Is it time to recalculate the rewards ‘Shadow IT’ brings to information technology and redefine the risk to your business?
Shadow IT is the use by employees of unauthorised cloud applications and services, such as Dropbox, Google Docs and OneDrive. This definition does not imply these apps and services are inherently dangerous or insecure, simply that they have not been authorised for use by the IT department and so are often invisible to security controls. The Businesses @ Work report from secure identity management specialist Okta reveals that 56 per cent of apps used within the average enterprise are not provided and authorised by IT, and this is up from 48 per cent the previous year.

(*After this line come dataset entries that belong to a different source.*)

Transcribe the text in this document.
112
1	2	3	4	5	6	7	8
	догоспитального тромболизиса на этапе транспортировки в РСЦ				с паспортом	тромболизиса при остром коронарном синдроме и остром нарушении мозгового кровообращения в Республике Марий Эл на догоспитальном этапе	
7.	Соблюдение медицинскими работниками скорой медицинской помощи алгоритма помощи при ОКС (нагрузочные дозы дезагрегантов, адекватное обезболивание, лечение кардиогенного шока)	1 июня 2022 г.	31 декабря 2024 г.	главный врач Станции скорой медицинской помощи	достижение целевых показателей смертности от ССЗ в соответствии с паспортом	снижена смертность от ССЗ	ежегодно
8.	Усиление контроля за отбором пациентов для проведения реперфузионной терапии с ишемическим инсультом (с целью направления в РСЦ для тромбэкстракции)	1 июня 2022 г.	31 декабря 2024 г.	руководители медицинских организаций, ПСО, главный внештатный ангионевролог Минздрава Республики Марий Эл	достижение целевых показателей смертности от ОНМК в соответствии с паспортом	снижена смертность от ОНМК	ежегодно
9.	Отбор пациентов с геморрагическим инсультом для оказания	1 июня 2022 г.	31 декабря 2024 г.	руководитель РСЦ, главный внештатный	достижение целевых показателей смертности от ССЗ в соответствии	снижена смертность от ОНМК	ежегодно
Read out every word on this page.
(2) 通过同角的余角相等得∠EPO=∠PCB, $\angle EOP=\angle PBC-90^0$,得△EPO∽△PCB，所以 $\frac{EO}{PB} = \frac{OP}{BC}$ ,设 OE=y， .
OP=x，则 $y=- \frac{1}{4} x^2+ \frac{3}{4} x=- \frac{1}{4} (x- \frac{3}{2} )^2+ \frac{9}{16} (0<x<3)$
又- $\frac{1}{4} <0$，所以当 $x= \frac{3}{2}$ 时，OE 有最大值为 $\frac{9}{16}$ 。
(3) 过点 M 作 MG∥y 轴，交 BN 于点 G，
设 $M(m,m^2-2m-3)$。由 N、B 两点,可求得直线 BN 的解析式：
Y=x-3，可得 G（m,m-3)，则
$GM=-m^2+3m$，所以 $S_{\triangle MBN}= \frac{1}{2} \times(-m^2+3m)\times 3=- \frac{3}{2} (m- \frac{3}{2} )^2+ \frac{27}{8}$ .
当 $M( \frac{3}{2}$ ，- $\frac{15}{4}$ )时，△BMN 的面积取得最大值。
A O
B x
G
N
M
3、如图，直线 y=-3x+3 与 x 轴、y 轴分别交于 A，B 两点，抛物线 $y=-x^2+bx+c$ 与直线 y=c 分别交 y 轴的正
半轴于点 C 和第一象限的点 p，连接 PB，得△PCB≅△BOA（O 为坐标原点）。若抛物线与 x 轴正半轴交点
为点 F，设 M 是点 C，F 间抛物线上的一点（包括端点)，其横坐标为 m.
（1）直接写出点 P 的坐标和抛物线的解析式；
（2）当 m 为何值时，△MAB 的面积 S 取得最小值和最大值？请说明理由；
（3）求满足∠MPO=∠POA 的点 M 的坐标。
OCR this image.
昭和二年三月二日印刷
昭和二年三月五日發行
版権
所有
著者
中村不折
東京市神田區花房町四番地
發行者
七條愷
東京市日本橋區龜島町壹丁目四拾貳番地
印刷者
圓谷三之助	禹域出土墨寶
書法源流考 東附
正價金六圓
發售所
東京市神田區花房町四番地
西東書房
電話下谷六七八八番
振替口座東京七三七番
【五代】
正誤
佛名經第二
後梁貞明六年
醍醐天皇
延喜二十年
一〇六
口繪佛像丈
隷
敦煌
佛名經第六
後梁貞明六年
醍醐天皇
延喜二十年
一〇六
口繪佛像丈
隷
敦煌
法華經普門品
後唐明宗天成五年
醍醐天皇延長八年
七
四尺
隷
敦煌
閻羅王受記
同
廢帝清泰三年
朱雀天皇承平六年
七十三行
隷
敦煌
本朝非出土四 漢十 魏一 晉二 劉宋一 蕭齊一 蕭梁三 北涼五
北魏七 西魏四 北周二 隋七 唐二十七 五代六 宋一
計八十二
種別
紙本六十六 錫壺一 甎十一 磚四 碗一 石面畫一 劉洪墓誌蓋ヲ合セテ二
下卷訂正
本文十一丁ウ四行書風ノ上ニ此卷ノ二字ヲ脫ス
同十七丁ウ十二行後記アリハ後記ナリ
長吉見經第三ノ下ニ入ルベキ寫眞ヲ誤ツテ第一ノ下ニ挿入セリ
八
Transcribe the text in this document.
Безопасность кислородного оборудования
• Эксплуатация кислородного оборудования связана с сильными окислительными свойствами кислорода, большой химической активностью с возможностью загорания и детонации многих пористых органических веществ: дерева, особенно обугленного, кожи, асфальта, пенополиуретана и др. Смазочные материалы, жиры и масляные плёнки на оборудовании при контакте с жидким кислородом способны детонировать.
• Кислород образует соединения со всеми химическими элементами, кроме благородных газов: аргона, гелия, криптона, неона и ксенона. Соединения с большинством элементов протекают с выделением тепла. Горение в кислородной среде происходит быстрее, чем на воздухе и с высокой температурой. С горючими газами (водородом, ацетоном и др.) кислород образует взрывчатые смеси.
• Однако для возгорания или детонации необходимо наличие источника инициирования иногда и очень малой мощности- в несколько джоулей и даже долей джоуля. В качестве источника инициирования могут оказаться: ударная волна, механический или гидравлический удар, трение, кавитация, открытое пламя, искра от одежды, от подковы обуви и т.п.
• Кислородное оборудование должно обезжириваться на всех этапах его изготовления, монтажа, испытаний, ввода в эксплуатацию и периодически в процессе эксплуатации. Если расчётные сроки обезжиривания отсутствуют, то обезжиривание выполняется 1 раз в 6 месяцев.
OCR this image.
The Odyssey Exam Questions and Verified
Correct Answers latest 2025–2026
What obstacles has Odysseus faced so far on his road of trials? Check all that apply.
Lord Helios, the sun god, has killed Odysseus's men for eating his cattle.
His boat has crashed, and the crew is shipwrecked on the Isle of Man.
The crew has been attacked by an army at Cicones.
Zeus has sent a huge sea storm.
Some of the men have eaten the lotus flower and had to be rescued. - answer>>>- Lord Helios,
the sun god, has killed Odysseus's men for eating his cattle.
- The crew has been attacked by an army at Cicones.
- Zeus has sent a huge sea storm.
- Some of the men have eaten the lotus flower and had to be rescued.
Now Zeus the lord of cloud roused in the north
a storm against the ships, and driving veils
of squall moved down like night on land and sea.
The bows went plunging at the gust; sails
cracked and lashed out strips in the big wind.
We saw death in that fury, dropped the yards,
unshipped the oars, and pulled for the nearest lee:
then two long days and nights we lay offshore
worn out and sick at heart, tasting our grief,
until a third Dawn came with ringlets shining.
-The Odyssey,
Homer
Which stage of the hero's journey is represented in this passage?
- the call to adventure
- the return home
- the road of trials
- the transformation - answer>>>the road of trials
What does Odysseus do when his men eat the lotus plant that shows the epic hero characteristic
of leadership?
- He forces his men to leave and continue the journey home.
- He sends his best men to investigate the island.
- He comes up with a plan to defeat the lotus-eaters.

What’s more, the latest Cloud Security Report from Intel Security shows 74 per cent of UK businesses have a public cloud service in use that has been commissioned by departments other than the IT department. That statistic of 74 per cent is interesting as it’s above the global average of 66 per cent. “In the UK at least, shadow IT is becoming almost the norm,” warns Raj Samani, chief technology officer for Intel Security in Europe, the Middle East and Africa. Overall visibility of shadow cloud services dropped by 4 per cent last year, according to Mr Samani, so is this a problem needing to be tackled before we can ever really consider shadow IT to be a good thing? Indeed, should it be blocked altogether?